My father, Peter Louis Poggi, was born on July 4, 1919, to Italian immigrants Luigi and Maria Poggi on 104th Street in Manhattan. He was the third child, having two older sisters, Desolina and Letizia. The family lived in Manhattan and at the age of 13 the family moved to the Bronx.
When World War II broke out, my father worked in a ball bearing factory, which excluded him from the draft. At least, that is what I was told. Against his father’s wishes, my father enlisted in the Army in 1942 and for the next three years and three months served his country.
He was part of a group of men from New York City sent down to Mississippi to complete the 133rd Division, or better known as the Dixie Division. After boot camp, they were sent to the Pacific theater, specifically the Philippines and New Guinea, where they fought until the war was over.
My father seldom spoke about the war. It was only when he reached his twilight years that he would often tell me about his experiences. The most poignant thing that he told me was that in war life is cheap. The fighting in the Philippines and New Guinea was intense, often and downright brutal. He himself killed many enemy soldiers, which always weighed heavily on him.
Once the fighting stopped, it was time to clean up. He told me bodies would be everywhere, both the enemy and American GIs, and the process of disposing them would be required. As he told me, you would be numb, thankful you were alive and as to the bodies, it was war and in war life was cheap.

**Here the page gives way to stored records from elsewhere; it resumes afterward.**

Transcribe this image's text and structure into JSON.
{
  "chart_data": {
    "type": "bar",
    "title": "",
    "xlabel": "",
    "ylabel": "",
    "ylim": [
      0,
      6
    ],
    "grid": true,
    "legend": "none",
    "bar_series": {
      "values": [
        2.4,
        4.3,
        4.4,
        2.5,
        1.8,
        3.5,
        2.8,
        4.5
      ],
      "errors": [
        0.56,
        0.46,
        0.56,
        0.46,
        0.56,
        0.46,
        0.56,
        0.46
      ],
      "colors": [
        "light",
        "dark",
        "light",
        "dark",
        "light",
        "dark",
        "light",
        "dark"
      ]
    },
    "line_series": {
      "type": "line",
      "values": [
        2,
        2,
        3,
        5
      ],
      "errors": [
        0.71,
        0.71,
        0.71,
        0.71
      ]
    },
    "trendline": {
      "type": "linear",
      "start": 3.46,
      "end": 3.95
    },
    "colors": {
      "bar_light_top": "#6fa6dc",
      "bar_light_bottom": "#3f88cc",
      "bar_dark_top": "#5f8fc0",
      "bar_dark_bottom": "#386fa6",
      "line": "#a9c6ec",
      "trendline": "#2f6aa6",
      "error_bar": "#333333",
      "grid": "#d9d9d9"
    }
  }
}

My father’s unit was issued new uniforms in 1945 and were being readied for the pending invasion of Japan. That never came about due to the atomic bomb and Japan’s surrender.
He came home in 1945. He married in 1947 to my mom, Jean, and had three children: Michael Louis, Karen Jean and Peter Louis Jr.
My brother Michael was born in August 1948 in the Bronx. At the age of 10, my family moved to Peekskill. Mike was not a book-smart kid. His loves were fast cars and fast women. Throw in a good barroom brawl once in a while and his life was complete. He pushed up his draft in 1968 and went into the Army.
He completed his basic training, then his advanced infantry training and was sent to Vietnam. There he led a squadron with an Armor Personnel Carrier in the 25th Infantry Division, 4th Cavalry.
It was Palm Sunday 1969, a week before my 15th birthday, we had just arrived home from the family gathering in the Bronx when there was a knock at the door. It was an Army captain, a sergeant and a local priest. We were informed that Mike was killed in action.
We were told that Mike was part of a column that came under enemy fire, Mike’s armor personnel carrier specifically. Mike and another squad member laid down a blanket of return fire giving the others a chance to run for cover. Although both lost their lives, the others were spared.
In the end, for this action and previous actions we were unaware of, Mike was awarded the Silver Star, the Bronze Star with an Oak Leaf Cluster, an Army Commendation Medal for Valor and a Purple Heart. He was given a full military funeral in the City of Peekskill.
It’s been over 50 years and Vietnam is a fading memory for this country. I still think of him, I still wish he would come home. And, I disagree with my father – in war, life is not cheap. There is always a cost in war.
So this is it, the story of two banners hanging from a telephone pole. Two individuals whose service is being honored to all those who drive by. May we always remember the sacrifices of those who are looking down at us.
Peter Poggi is a longtime Peekskill resident.